A conical pendulum consists of a string OA whose upper-end O is fixed and a bob is tied at the free end.

Say, a horizontal push is given to the pendulum bob by drawing it aside.

And, say it describes a horizontal circle with uniform angular velocity ω in such a way that the string makes an angle θ with the vertical.

Then the string traces the surface of a cone of semi-vertical angle θ.

It is called a conical pendulum. In diagram (1) below, the angle AOH equals θ.

Tension in the string & length of the string (conical pendulum)

Let us assume that T be the tension in the string, l be the length and r be the radius of the horizontal circle described.

Now, the vertical component of tension balances the weight, whereas the horizontal component supplies the centripetal force.

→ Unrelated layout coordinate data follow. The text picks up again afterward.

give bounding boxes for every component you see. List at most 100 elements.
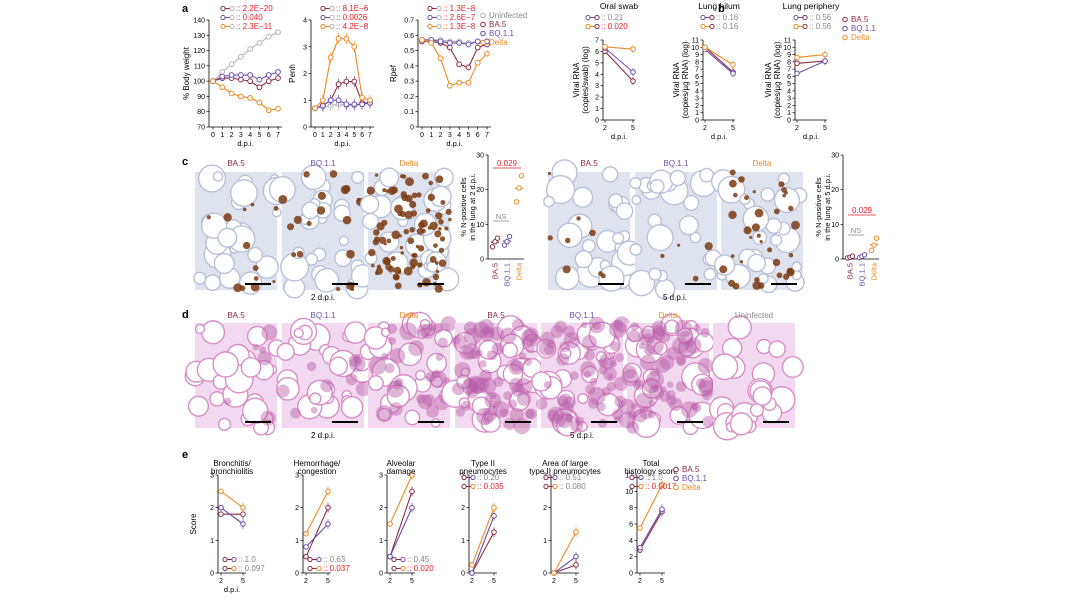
data-point [630,46,636,52]
cellular-infiltrate [420,324,436,339]
cellular-infiltrate [375,405,393,422]
ns-label: NS [851,226,861,235]
cellular-infiltrate [518,352,527,361]
data-point [730,70,736,77]
cellular-infiltrate [540,331,555,346]
legend-marker [427,23,433,30]
x-tick-label: 5 [823,125,827,132]
stain-spot [565,237,571,244]
image-label: BA.5 [227,159,245,168]
stain-spot [576,216,581,221]
y-tick-label: 10 [476,222,484,229]
data-point [428,40,435,46]
cellular-infiltrate [503,391,513,401]
legend-marker [400,556,406,563]
data-point [630,78,636,84]
data-point [794,54,800,61]
alveolus [781,355,804,379]
y-tick-label: 1 [379,538,383,545]
stain-spot [738,176,745,183]
cellular-infiltrate [432,323,444,334]
stain-spot [448,217,452,222]
cellular-infiltrate [672,337,689,355]
cellular-infiltrate [565,413,573,422]
data-point [256,84,263,91]
alveolus [430,375,444,388]
data-point [573,562,579,568]
cellular-infiltrate [474,377,490,393]
y-tick-label: 140 [193,18,205,25]
cellular-infiltrate [345,373,358,386]
cellular-infiltrate [544,344,555,355]
alveolus [416,329,427,340]
ns-label: NS [496,212,506,221]
alveolus [612,232,625,245]
legend-delta: Delta [851,33,870,42]
cellular-infiltrate [550,412,566,428]
y-tick-label: 7 [787,67,791,74]
cellular-infiltrate [628,410,637,419]
cellular-infiltrate [538,339,556,357]
y-tick-label: 0 [543,571,547,578]
stain-spot [346,281,355,290]
cellular-infiltrate [652,324,666,338]
cellular-infiltrate [507,399,518,409]
alveolus [478,339,499,360]
alveolus [747,253,766,273]
x-tick-label: 0 [211,132,215,139]
alveolus [596,392,620,417]
stain-spot [390,255,396,262]
stain-spot [445,208,452,215]
cellular-infiltrate [675,354,687,366]
p-value: :: 0.63 [323,555,346,564]
cellular-infiltrate [508,377,524,393]
alveolus [456,374,471,389]
cellular-infiltrate [575,416,585,426]
ihc-image-2dpi [360,167,460,293]
cellular-infiltrate [479,369,493,383]
x-tick-label: 7 [276,132,280,139]
p-value: :: 0.56 [809,13,832,22]
y-tick-label: 10 [691,45,699,52]
data-point [491,513,497,519]
stain-spot [773,208,780,215]
cellular-infiltrate [659,390,671,402]
cellular-infiltrate [666,346,680,360]
data-point [861,252,868,258]
cellular-infiltrate [587,386,606,405]
data-point [312,105,318,112]
data-point [218,488,224,495]
alveolus [508,390,530,412]
cellular-infiltrate [580,321,588,329]
stain-spot [287,223,295,231]
y-tick-label: 0 [303,125,307,132]
cellular-infiltrate [612,409,623,420]
legend-marker [436,14,442,21]
stain-spot [754,208,764,218]
x-tick-label: 5 [492,578,496,585]
cellular-infiltrate [547,340,556,349]
alveolus [629,176,642,190]
x-axis-label: d.p.i. [711,132,727,141]
cellular-infiltrate [526,408,538,420]
legend-bq: BQ.1.1 [489,29,514,38]
alveolus [641,378,662,399]
stain-spot [206,215,211,220]
series-line-Delta [604,46,634,50]
legend-marker-ba5 [673,466,679,473]
data-point [868,247,875,254]
stain-spot [422,172,429,180]
y-tick-label: 2 [461,505,465,512]
x-tick-label: 1 [429,132,433,139]
stain-spot [296,250,304,258]
cellular-infiltrate [599,352,616,370]
stain-spot [660,253,665,259]
y-tick-label: 9 [787,52,791,59]
alveolus [577,393,589,405]
alveolus [328,356,349,376]
cellular-infiltrate [645,336,664,355]
cellular-infiltrate [638,328,656,346]
y-tick-label: 110 [194,63,205,70]
stain-spot [435,175,444,184]
image-label: Delta [659,311,678,320]
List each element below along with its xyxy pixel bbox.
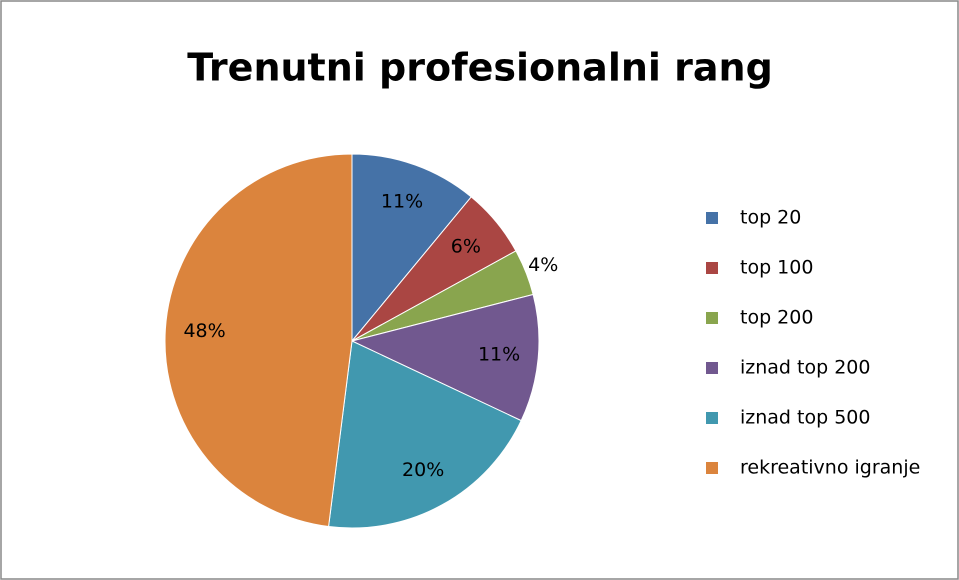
data-label: 11% xyxy=(478,343,520,365)
legend-swatch xyxy=(706,312,718,324)
data-label: 48% xyxy=(183,320,225,342)
legend-swatch xyxy=(706,262,718,274)
chart-title: Trenutni profesionalni rang xyxy=(187,46,773,90)
pie-slice xyxy=(328,340,522,529)
legend-label: iznad top 500 xyxy=(740,407,870,429)
legend-swatch xyxy=(706,462,718,474)
legend-swatch xyxy=(706,212,718,224)
legend-swatch xyxy=(706,362,718,374)
data-label: 6% xyxy=(451,235,481,257)
legend-label: rekreativno igranje xyxy=(740,457,920,479)
legend-label: iznad top 200 xyxy=(740,357,870,379)
pie-slice xyxy=(164,153,353,528)
data-label: 20% xyxy=(402,459,444,481)
legend-label: top 100 xyxy=(740,257,813,279)
pie-slice xyxy=(351,153,472,343)
data-label: 4% xyxy=(528,254,558,276)
legend-label: top 20 xyxy=(740,207,801,229)
data-label: 11% xyxy=(381,191,423,213)
legend-swatch xyxy=(706,412,718,424)
pie-slice xyxy=(350,293,540,422)
legend-label: top 200 xyxy=(740,307,813,329)
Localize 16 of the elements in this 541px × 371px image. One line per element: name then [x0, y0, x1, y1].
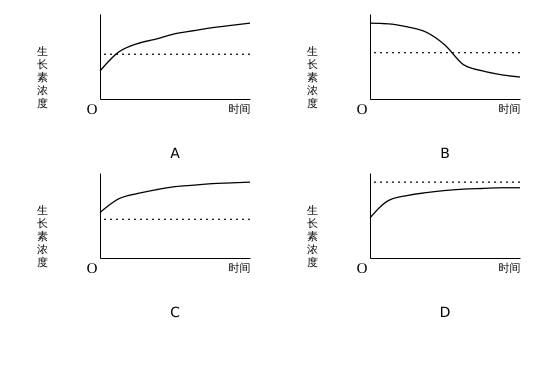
- y-axis-title: 生长素浓度: [37, 204, 48, 269]
- y-axis-title: 生长素浓度: [307, 45, 318, 110]
- text: O: [86, 102, 98, 118]
- y-axis-title: 生长素浓度: [307, 204, 318, 269]
- y-axis-title: 生长素浓度: [37, 45, 48, 110]
- text: B: [440, 146, 450, 162]
- text: D: [440, 305, 450, 321]
- text: O: [356, 261, 368, 277]
- x-axis-title: 时间: [498, 262, 520, 274]
- x-axis-title: 时间: [228, 102, 250, 116]
- text: O: [86, 261, 98, 277]
- text: A: [170, 146, 180, 162]
- text: O: [356, 102, 368, 118]
- x-axis-title: 时间: [228, 262, 250, 274]
- x-axis-title: 时间: [498, 102, 520, 116]
- text: C: [170, 305, 180, 321]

Derive the Time period equation for Conical Pendulum

The angle AOH equals θ.

From diagram 1 above, Tcosθ = mg ; [vertical component of tension balances the weight]

Tsinθ = mrω² [horizontal component of tension supplies the centripetal force]

∴ tanθ = (Tsinθ )/(Tcosθ) = rω² / g

ω = (gtanθ / r )^1/2 ………………… (1)

Again, r= lsinθ …………..(2)

Also, ω = 2π / t …………… (3) [t is the time period, i.e., time for one revolution.
We have used capital T as tension in the string, hence to avoid confusion we will use small t as the time period in the derivation part.]

from equation 1, 3 & 2 we get,
2π / t = (gtanθ / r )^1/2

=> 2π / t = (gtanθ / lsinθ )^1/2

t = 2π ( lcosθ/g ) ^½

t = 2π (h / g )^1/2 where h = l cosθ = height of the cone

Thus we have derived the equation of the Time Period of the conical pendulum as, Time Period = 2π (h / g )^1/2

Time period equation of conical pendulum

Time Period = T = 2π (h / g )^1/2

How to find out the Tension in the string of a conical pendulum

You can use either of the following equations to find out the value of tension T in the string. Pls, note that T denotes tension here.

– From diagram 1 above, T cosθ = mg ; [vertical component of tension balances the weight]
– And, T sinθ = mrω² [horizontal component of tension supplies the centripetal force]

How to find out the semi-vertical angle θ of a conical pendulum

Use any of the following equations according to the dependent data provided in the problem statement to find out the value of θ:

T cos θ = mg …… (a)
T sin θ = mrω² … (b)
tan θ = (T sin θ )/(T cos θ) = rω² / g

θ = tan^-1 (rω² / g)…………… (c)